Wednesday, February 15, 2012

Light on La RIoja

"We must be in Haro; you can already see the lights," the saying goes in the town where La Rioja's wine trade is centered. The bon mot dates from the 1890s, when Haro was one of the first towns in Spain to get electricity thanks to the success of its wine merchants, who prospered by selling wine to the France after its vineyards were devastated by phylloxera in the 1860s and 1870s. La Rioja, which is in north central Spain just below Basque country, remains one of the country's leading wine-producing regions, and one whose winemakers are often influenced by the foreign markets they try to sell to. Spanish wine writers Jesus Barquin, Luis Gutierrez and Victor de la Serna offer a solid introduction to the region in The Finest Wines of La Rioja and Northwest Spain, which includes Navarre to the east and Galicia and Bierzo to the west.

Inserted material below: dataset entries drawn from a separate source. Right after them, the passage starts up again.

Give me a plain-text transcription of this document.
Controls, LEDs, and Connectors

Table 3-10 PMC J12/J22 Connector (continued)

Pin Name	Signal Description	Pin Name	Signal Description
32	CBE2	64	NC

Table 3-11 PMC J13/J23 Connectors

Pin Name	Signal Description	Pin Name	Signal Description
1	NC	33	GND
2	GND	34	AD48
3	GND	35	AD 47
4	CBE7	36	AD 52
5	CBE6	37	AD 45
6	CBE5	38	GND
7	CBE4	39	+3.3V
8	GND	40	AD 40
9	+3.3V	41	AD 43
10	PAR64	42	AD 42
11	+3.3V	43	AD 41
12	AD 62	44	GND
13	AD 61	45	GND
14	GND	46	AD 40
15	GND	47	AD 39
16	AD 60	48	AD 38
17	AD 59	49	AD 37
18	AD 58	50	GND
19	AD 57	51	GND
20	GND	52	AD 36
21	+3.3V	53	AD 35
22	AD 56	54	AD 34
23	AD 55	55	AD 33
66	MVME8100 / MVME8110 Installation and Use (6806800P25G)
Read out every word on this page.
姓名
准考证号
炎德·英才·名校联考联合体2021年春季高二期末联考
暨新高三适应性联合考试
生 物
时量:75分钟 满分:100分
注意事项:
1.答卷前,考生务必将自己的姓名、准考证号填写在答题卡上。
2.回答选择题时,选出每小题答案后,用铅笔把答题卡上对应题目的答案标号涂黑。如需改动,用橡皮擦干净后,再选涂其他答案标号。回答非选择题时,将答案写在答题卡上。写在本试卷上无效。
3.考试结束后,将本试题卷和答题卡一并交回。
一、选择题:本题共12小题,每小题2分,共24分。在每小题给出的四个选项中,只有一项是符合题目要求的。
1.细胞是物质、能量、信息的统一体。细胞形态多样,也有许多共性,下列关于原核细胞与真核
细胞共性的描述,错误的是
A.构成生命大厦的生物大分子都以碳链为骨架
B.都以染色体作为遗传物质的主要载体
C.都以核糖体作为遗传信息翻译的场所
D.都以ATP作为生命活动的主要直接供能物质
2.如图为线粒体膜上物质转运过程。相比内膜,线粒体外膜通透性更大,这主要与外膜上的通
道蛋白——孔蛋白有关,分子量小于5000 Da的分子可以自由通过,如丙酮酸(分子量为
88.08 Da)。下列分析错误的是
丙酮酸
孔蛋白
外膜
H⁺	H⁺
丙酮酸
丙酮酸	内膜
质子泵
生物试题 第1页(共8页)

The easy, and familiar, organizing principle to the book is the tension between old-style Rioja - lighter in color, usually aged in older American oak and often the product of grapes sourced from different vineyards - and avant-garde wines that are bigger, richer, higher in alcohol, tend to be aged in new French oak and come from grapes of a single vineyard. It's a familiar story in a wine world that's become increasingly international over the last generation. Many winemakers fall into one of the two camps. Lopez de Heredia is the classic traditionalist; Contador, whose wines rocketed in price after the American guru Robert Parker gave one of them a 100-point score, is what the new wave hopes to become.

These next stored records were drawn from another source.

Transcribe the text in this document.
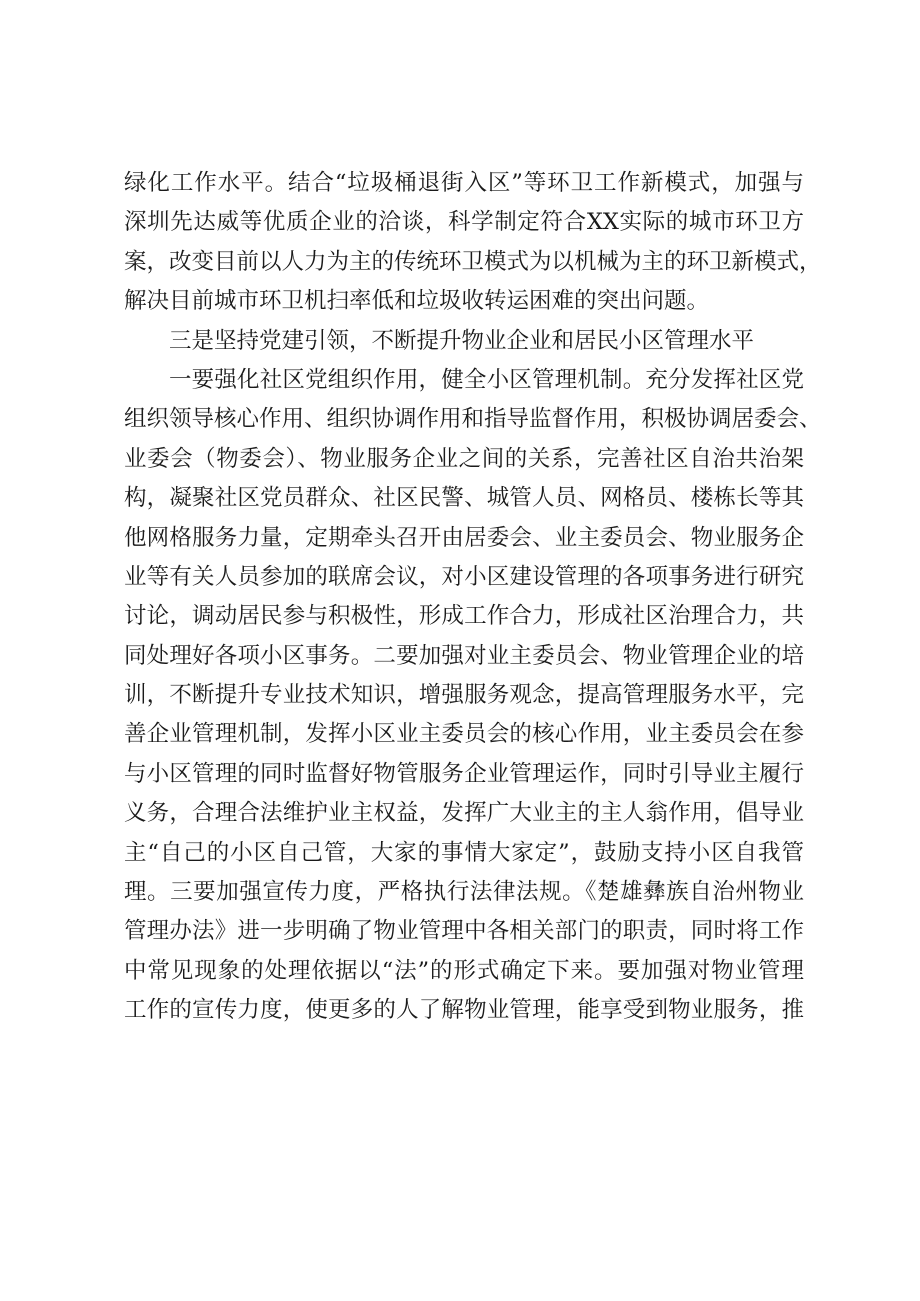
绿化工作水平。结合“垃圾桶退街入区”等环卫工作新模式，加强与
深圳先达威等优质企业的洽谈，科学制定符合XX实际的城市环卫方
案，改变目前以人力为主的传统环卫模式为以机械为主的环卫新模式，
解决目前城市环卫机扫率低和垃圾收转运困难的突出问题。
三是坚持党建引领，不断提升物业企业和居民小区管理水平
一要强化社区党组织作用，健全小区管理机制。充分发挥社区党
组织领导核心作用、组织协调作用和指导监督作用，积极协调居委会、
业委会（物委会）、物业服务企业之间的关系，完善社区自治共治架
构，凝聚社区党员群众、社区民警、城管人员、网格员、楼栋长等其
他网格服务力量，定期牵头召开由居委会、业主委员会、物业服务企
业等有关人员参加的联席会议，对小区建设管理的各项事务进行研究
讨论，调动居民参与积极性，形成工作合力，形成社区治理合力，共
同处理好各项小区事务。二要加强对业主委员会、物业管理企业的培
训，不断提升专业技术知识，增强服务观念，提高管理服务水平，完
善企业管理机制，发挥小区业主委员会的核心作用，业主委员会在参
与小区管理的同时监督好物管服务企业管理运作，同时引导业主履行
义务，合理合法维护业主权益，发挥广大业主的主人翁作用，倡导业
主“自己的小区自己管，大家的事情大家定”，鼓励支持小区自我管
理。三要加强宣传力度，严格执行法律法规。《楚雄彝族自治州物业
管理办法》进一步明确了物业管理中各相关部门的职责，同时将工作
中常见现象的处理依据以“法”的形式确定下来。要加强对物业管理
工作的宣传力度，使更多的人了解物业管理，能享受到物业服务，推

As always, the more fascinating parts of the story are the ones that scramble this picture. Sometimes efforts to imitate more successful competitors can backfire. Winemakers in Navarre ripped out much of their Granacha, or Grenache, in the 1980s in favor of Tempranillo, the dominant red grape of La Rioja, as well as cabernet sauvignon, merlot, and chardonnay but were largely unable to replicate La Rioja's success. On the other hand, growers from Bierzo have started making a name for themselves with wines from Mencia. The coffee connoisseur and Mr. Marathon have both enjoyed Mencias in the mid-teens (the Pedrolonga and the Brezo Tinto, respectively), and another member of the sales crew raved this week about the 2009 Ultreia St. Jacques from Raul Perez, a winemaker and consultant born in Bierzo who now seems to be all over Spain. The authors argue that Bierzo could be the next Priorat - a region that could become hot with wine buyers and see a spectacular increase in prices.

The authors also offer fascinating glimpses of La Rioja's past. They note in passing that Marques de Riscal's 1945 Cuvee Medoc, named for the most famous region of Bordeaux, is perhaps the greatest red wine ever produced in Spain even though more than 60% of it is cabernet, the Bordeaux grape par excellence. Going even further back, in the 1890s Gustav Eiffel designed the cellar for CVNE, Compania de Vinicola del Norte de Espana, which is next to Lopez de Heredia on the banks of the Ebro. Far from being extraneous bits of trivia, these touches suggest that Raul Perez and the winemakers of Bierzo and other emerging regions follow in a long line of Spaniards who's had to interpret the desires of the international wine market in their own distinctive ways.